Comme vous le savez peut-être, je suis de nouveau jurée du Grand Prix des Lectrices de ELLE, après une première expérience en 2014 qui m’avait ravie. J’ai donc reçu ce mois-ci la sélection du mois de septembre (un roman, un document et un thriller) et le roman est le nouveau livre d’Amor Towles, « Un gentleman à Moscou ».

J’ai lu il y a quelques années le grand succès d’Amor Towles, « Les Règles du Jeu », mais je suis bien embêtée car je ne me souviens pas du tout de cette lecture – ce qui ne m’arrive quasiment jamais… Même la lecture de mon billet de l’époque – Septembre 2014 – n’a éveillé aucun souvenir, ce qui est plutôt inquiétant! C’est néanmoins avec grand plaisir que j’ai ouvert ce nouveau roman car l’objet-livre est absolument magnifique ! Chapeau aux éditions Fayard pour cette couverture noire et dorée, en relief, c’est un chef d’œuvre !

Le roman commence en 1922 : pour la publication d’un poème qui n’a pas plu aux instances bolchéviques, le comte Alexandre Illitch Rostov est condamné à être assigné à résidence dans l’hôtel de luxe de Moscou où il occupe une suite depuis plusieurs années, le Metropol. Il vit désormais dans une mansarde mais peut circuler librement dans l’hôtel, où il interagit avec le personnel ou les clients. Pendant trente ans, le comte va ainsi assister aux bouleversements de la Russie, vus par la lorgnette de cet hôtel.

Tous les ingrédients étaient réunis pour que ce roman soit passionnant. Quoi de plus attirant que trente ans d’histoire russe, avec en plus un point de vue original puisque tout se passe dans un hôtel de luxe. Le comte est un personnage attachant, charmeur, très cultivé, plein d’humour, aux manières soyeuses d’aristocrate, et le roman est sans conteste plaisant et agréable à lire.

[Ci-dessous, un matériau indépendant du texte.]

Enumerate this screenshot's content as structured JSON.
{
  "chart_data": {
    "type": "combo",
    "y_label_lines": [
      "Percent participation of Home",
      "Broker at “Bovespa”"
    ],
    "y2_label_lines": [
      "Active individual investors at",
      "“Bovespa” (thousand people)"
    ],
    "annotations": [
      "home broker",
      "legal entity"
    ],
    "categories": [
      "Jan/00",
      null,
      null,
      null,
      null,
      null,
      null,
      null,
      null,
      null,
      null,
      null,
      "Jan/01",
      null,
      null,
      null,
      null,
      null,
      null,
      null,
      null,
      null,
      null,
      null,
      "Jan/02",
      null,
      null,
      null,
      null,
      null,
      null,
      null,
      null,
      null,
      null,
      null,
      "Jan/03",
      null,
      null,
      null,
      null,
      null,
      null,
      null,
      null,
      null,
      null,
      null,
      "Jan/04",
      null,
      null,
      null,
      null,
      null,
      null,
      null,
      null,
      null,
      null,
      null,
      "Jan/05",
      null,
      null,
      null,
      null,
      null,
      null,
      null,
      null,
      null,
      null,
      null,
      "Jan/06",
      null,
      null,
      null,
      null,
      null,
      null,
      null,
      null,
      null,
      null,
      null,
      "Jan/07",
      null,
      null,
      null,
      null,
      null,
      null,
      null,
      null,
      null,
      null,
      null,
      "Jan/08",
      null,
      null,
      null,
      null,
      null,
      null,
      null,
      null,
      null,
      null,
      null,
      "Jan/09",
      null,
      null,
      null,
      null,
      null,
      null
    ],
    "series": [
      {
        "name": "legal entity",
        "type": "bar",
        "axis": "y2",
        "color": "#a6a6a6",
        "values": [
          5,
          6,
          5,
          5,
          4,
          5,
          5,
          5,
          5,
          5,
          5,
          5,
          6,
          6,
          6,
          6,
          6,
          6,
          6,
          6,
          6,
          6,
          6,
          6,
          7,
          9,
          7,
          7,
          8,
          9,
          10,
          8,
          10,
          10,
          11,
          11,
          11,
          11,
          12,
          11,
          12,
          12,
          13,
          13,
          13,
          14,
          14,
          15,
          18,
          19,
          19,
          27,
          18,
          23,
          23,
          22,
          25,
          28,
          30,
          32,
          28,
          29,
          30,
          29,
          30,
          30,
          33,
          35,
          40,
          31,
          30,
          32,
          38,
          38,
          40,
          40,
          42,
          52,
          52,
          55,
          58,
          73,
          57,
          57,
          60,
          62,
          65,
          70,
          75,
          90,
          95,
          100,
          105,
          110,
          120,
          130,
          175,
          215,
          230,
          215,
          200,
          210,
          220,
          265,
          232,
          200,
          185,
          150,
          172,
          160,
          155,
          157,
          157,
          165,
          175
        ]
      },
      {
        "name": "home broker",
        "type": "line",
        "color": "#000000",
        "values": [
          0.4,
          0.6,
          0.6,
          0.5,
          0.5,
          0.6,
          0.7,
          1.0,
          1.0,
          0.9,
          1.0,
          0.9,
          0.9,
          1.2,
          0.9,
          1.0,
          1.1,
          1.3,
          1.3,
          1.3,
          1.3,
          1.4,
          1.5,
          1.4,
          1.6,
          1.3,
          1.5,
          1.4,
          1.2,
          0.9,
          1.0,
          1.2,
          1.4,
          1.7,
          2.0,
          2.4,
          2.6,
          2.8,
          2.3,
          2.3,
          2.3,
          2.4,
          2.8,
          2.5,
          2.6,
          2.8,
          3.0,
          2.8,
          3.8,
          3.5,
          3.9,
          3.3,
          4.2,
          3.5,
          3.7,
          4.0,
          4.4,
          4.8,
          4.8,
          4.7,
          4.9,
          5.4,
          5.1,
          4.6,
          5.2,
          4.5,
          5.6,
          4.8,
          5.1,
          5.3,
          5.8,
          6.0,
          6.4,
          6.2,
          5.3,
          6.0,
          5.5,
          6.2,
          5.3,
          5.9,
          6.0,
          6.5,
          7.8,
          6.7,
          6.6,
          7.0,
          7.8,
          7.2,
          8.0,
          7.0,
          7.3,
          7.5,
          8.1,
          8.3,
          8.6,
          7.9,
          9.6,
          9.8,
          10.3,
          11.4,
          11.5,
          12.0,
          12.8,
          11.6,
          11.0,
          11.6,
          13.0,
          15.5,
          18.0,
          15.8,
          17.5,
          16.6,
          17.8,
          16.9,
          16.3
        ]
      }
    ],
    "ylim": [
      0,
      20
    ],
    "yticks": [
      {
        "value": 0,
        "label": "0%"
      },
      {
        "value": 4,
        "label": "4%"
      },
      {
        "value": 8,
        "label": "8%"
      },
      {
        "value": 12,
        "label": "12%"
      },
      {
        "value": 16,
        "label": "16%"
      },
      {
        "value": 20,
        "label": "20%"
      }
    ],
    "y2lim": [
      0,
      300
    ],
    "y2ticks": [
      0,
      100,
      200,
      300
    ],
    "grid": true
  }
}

Cependant…l’intrigue ne décolle jamais vraiment. Les années s’écoulent, les saynètes s’enchaînent, mais le traitement est assez superficiel : on sait qu’il se passe des choses à l’extérieur car certains des personnages secondaires sont envoyés au goulag ou disparaissent, mais cela a finalement peu d’impact sur le récit, cela reste très périphérique. La Seconde Guerre Mondiale a très peu d’impact sur l’histoire, les trente années semblent avoir tenu en douze mois tant il y a peu de changements entre le début du roman et la fin. Il est d’ailleurs assez surprenant que le comte ne soit jamais inquiété en trois décennies vu que les purges et déportations étaient monnaie courante à l’époque. Je me dis finalement que le roman aurait pu se passer dans un autre pays ou à une autre époque sans que cela change grand chose à l’histoire !

J’aurais aimé lire une grande fresque se déroulant dans un hôtel de luxe, avec moult personnages et sous-intrigues, avec un vrai contexte historique et de la flamboyance, et je me suis finalement gentiment ennuyée sur 550 pages. Les personnages secondaires sont peu incarnés, l’Histoire n’est qu’évoquée, et j’ai trouvé que l’ensemble était charmant mais manquait grandement de profondeur et de péripéties malgré une petite accélération sur les trente dernières pages…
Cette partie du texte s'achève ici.